# Making money with our cameras.  Here's what I have found.



## Conner41 (Sep 11, 2011)

I've been doing a lot of research about finally taking my hobby of photography and making some money with my camera.  I have found a number of articles that have been pretty helpful to me.  If you have others feel free to share them.  I would be curious to get some actual feedback from photographers who made the transition from hobby photographer to full time?  The first article talks about getting your business going while still having a day job.  I would be curious how many of you have set up studio in house vs those that went out and leased space?  

Photography Tip: Start a Photography Business While You Still have a day job.

10 Ways to Make Money with your Digital Camera
How to Sell Photos- Make Money from Your Digital Camera


----------



## The_Traveler (Sep 11, 2011)

OMG

These articles were written prior to the huge, and I mean huge, increase in people using dSLRs.


----------



## Conner41 (Sep 11, 2011)

Found another article this one deals with stock photography   [h=3]How To Make Money From Micro Stock Photography | DIYPhotography.net[/h]


----------



## Conner41 (Sep 11, 2011)

The_Traveler said:


> OMG
> 
> These articles were written prior to the huge, and I mean huge, increase in people using dSLRs.



The second 2 are, but they still have some useful principles in them.


----------



## KmH (Sep 11, 2011)

Let us know how you make out.

The key points:
Learn about business, marketing, and sales.
Learn how to develop a business plan and write one for your business.


----------



## photocoach (Sep 25, 2011)

Start Your Photography Business from your Cars Trunk if you must: Quality Advice for Photographershttp://photographiccoach.com/323/st...if-you-must-quality-advice-for-photographers/

I wrote this one, happy to discuss further if you like.  The Traveler is right, I did all this before all the high powered cell phone cameras and DSLR's.  Back then, We were up against the little 110 film cameras.

Today, it tough.

Still, can be done!  No doubt about it.


----------



## orljustin (Sep 25, 2011)

Conner41 said:


> I've been doing a lot of research about finally taking my hobby of photography and making some money with my camera.

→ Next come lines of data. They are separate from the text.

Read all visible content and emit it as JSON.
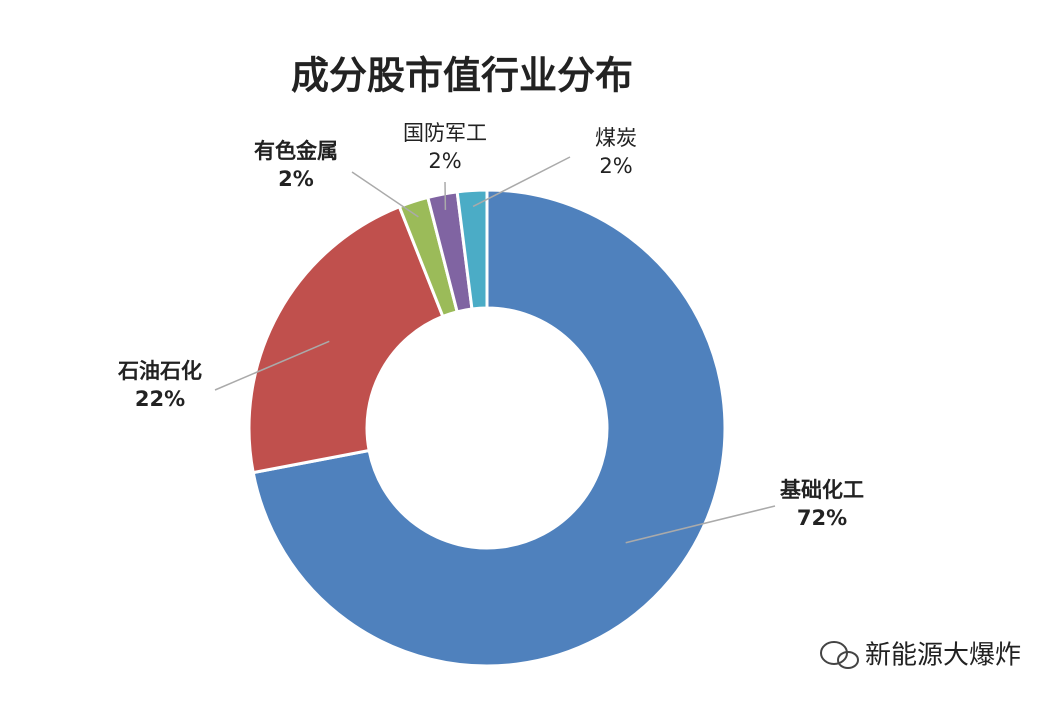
{
  "chart_data": {
    "type": "donut",
    "title": "成分股市值行业分布",
    "categories": [
      "基础化工",
      "石油石化",
      "有色金属",
      "国防军工",
      "煤炭"
    ],
    "values": [
      72,
      22,
      2,
      2,
      2
    ],
    "value_labels": [
      "72%",
      "22%",
      "2%",
      "2%",
      "2%"
    ],
    "colors": [
      "#4f81bd",
      "#c0504d",
      "#9bbb59",
      "#8064a2",
      "#4bacc6"
    ]
  },
  "watermark": "新能源大爆炸"
}
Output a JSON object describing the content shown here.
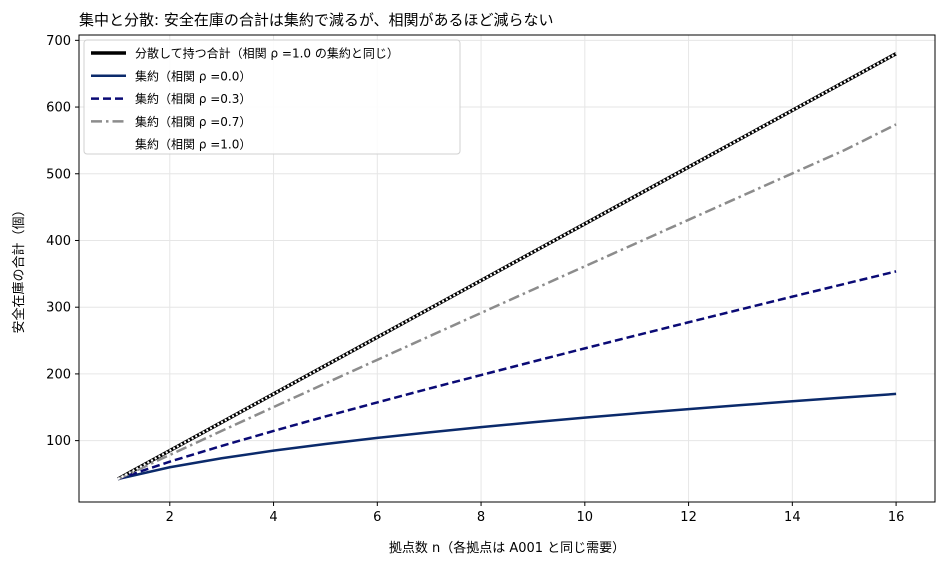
{
  "chart_data": {
    "type": "line",
    "title": "集中と分散: 安全在庫の合計は集約で減るが、相関があるほど減らない",
    "xlabel": "拠点数 n（各拠点は A001 と同じ需要）",
    "ylabel": "安全在庫の合計（個）",
    "xlim": [
      0.25,
      16.75
    ],
    "ylim": [
      8,
      708
    ],
    "xticks": [
      2,
      4,
      6,
      8,
      10,
      12,
      14,
      16
    ],
    "yticks": [
      100,
      200,
      300,
      400,
      500,
      600,
      700
    ],
    "grid": true,
    "legend_position": "top-left",
    "base_value": 42.5,
    "x": [
      1,
      2,
      3,
      4,
      5,
      6,
      7,
      8,
      9,
      10,
      11,
      12,
      13,
      14,
      15,
      16
    ],
    "series": [
      {
        "name": "分散して持つ合計（相関 ρ =1.0 の集約と同じ）",
        "color": "#000000",
        "style": "solid",
        "values": [
          42.5,
          85,
          127.5,
          170,
          212.5,
          255,
          297.5,
          340,
          382.5,
          425,
          467.5,
          510,
          552.5,
          595,
          637.5,
          680
        ]
      },
      {
        "name": "集約（相関 ρ =0.0）",
        "color": "#0b2a6b",
        "style": "solid",
        "values": [
          42.5,
          60.1,
          73.6,
          85,
          95,
          104.1,
          112.4,
          120.2,
          127.5,
          134.4,
          141,
          147.2,
          153.2,
          159,
          164.6,
          170
        ]
      },
      {
        "name": "集約（相関 ρ =0.3）",
        "color": "#0a0a75",
        "style": "dashed",
        "values": [
          42.5,
          68.5,
          92.1,
          114.5,
          136.2,
          157.3,
          178,
          198.3,
          218.4,
          238.3,
          257.9,
          277.4,
          296.7,
          315.8,
          334.8,
          353.7
        ]
      },
      {
        "name": "集約（相関 ρ =0.7）",
        "color": "#8c8c8c",
        "style": "dashdot",
        "values": [
          42.5,
          78.5,
          114.6,
          150.3,
          185.8,
          221.1,
          256.3,
          291.4,
          326.4,
          361.3,
          396.2,
          431,
          465.8,
          500.5,
          535.2,
          574
        ]
      },
      {
        "name": "集約（相関 ρ =1.0）",
        "color": "#ffffff",
        "style": "dotted",
        "values": [
          42.5,
          85,
          127.5,
          170,
          212.5,
          255,
          297.5,
          340,
          382.5,
          425,
          467.5,
          510,
          552.5,
          595,
          637.5,
          680
        ]
      }
    ]
  }
}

Why?  Why not just enjoy your hobby?  I like baking bread, but I'm not going to open a bakery.


----------



## Arob (Oct 10, 2011)

nothing wrong with selling a few loaves. The only pictures i've ever sold were because i was in the right place at the right time. I sold a nice image of my pal wake boarding (wiping out actually) in Muskoka Lakes and a local newspaper / website Muskoka cottage real estate magazine bought it. And another time I was working on a period piece movie and I took a picture of 'the army' (long story) and the star of the movie bought it for $500. Jeff daniels
Hardly a business though


----------



## LeftCoast (Oct 10, 2011)

Conner41 said:


> I would be curious how many of you have set up studio in house vs those that went out and leased space?



There is more to professional photography than taking photos of kids, dogs and weddings.  Look into the Real Estate industry as the top agents have a huge inventory turnaround, and the local Real estate Board needs stock exterior shots all the time.  
Also, if your really lucky you can score a position with a local or national media group that will probably put you on salary and you will be running around the whole city shooting different subjects like I do.


----------



## photocoach (Nov 4, 2012)

"local or national media groups" 

Hey LEFTCOAST, care to share more about this sort of work?   List of groups, pay talent could expect?  Tips?


----------



## MLeeK (Nov 4, 2012)

photocoach said:


> "local or national media groups"
> 
> Hey LEFTCOAST, care to share more about this sort of work?   List of groups, pay talent could expect?  Tips?


Um, considering this post is over a year old, I don't' think you are going to get much. THe guy is LONG gone.


----------



## photocoach (Nov 4, 2012)

Huh, well.. I was ill for quite some time.. (I came back) - lol , I'll need a little patience...   lol


----------



## janineh (Nov 5, 2012)

I started working for a photographer as first a helper and then later on as a second shooter for weddings while I was still working full time in my job. I had a baby earlier this year and started my own business prior to that last year while still working for the wedding photographer. My business is now all set up and running and there is no time working for other photographers anymore. I only do newborns, children and family portraits. I have a portable studio I take to my clients for babies and like to meet at locations as a park or beach for family photos are older children. I never hired a studio as I only work with natural light. A studio would also increase my costs by a lot and would obviously change my pricing dramatically. I would not have my own studio unless I can guarentee a few bookings a day. You want to start little and work your way up and not sink the boat before it had the change to take off.


----------



## imagemaker46 (Nov 5, 2012)

And the name of the page where this info came from "Photography Talk"  Community, Passion, Art.   Says it all for me. I read the first article, it's easy to put words on a page and have people believe what is written, it is quite a different translating those words into a job. 

My tip on how to try and  make money with a camera:

Buy a camera
Try and start a business
Try and take a picture
Try and sell it
Sell the camera


----------



## LeftCoast (May 9, 2013)

photocoach said:


> "local or national media groups"
> 
> Hey LEFTCOAST, care to share more about this sort of work? List of groups, pay talent could expect? Tips?



I'm back 

Assuming your talking about Real Estate photo work.  You need to do old fashioned searches, identify the busy agents in your town that have lots of inventory and a good website, then put together a portfolio of architectural photography that would be similar to what they do, but "superior".  
First, email contact with a link to your website, then follow up with a phone call telling them how you can make "them" more money, and keep their clients happy.  
* don't price yourself out of a job.

As far as media work is concerned, that is a very hard nut to crack.  You will need current academic credentials and a lot of luck.  In some cases it's who you know not what you know.

Good luck


----------



## skieur (May 12, 2013)

Conner41 said:


> Found another article this one deals with stock photography *How To Make Money From Micro Stock Photography | DIYPhotography.net*



Avoid stock photography. I found it useful for specialized graphics and printing work to buy half a million photos. None of the on-line stuff met my needs. I bought all my photos for this use, directly from a company in Quebec. It was the type of photos that the average photographer does not take, like for example specific shots of people showing particular emotions, ethnic groups and celebrations, or objects with no background or with a particular background or spaces in the photo for overlapping text etc.


----------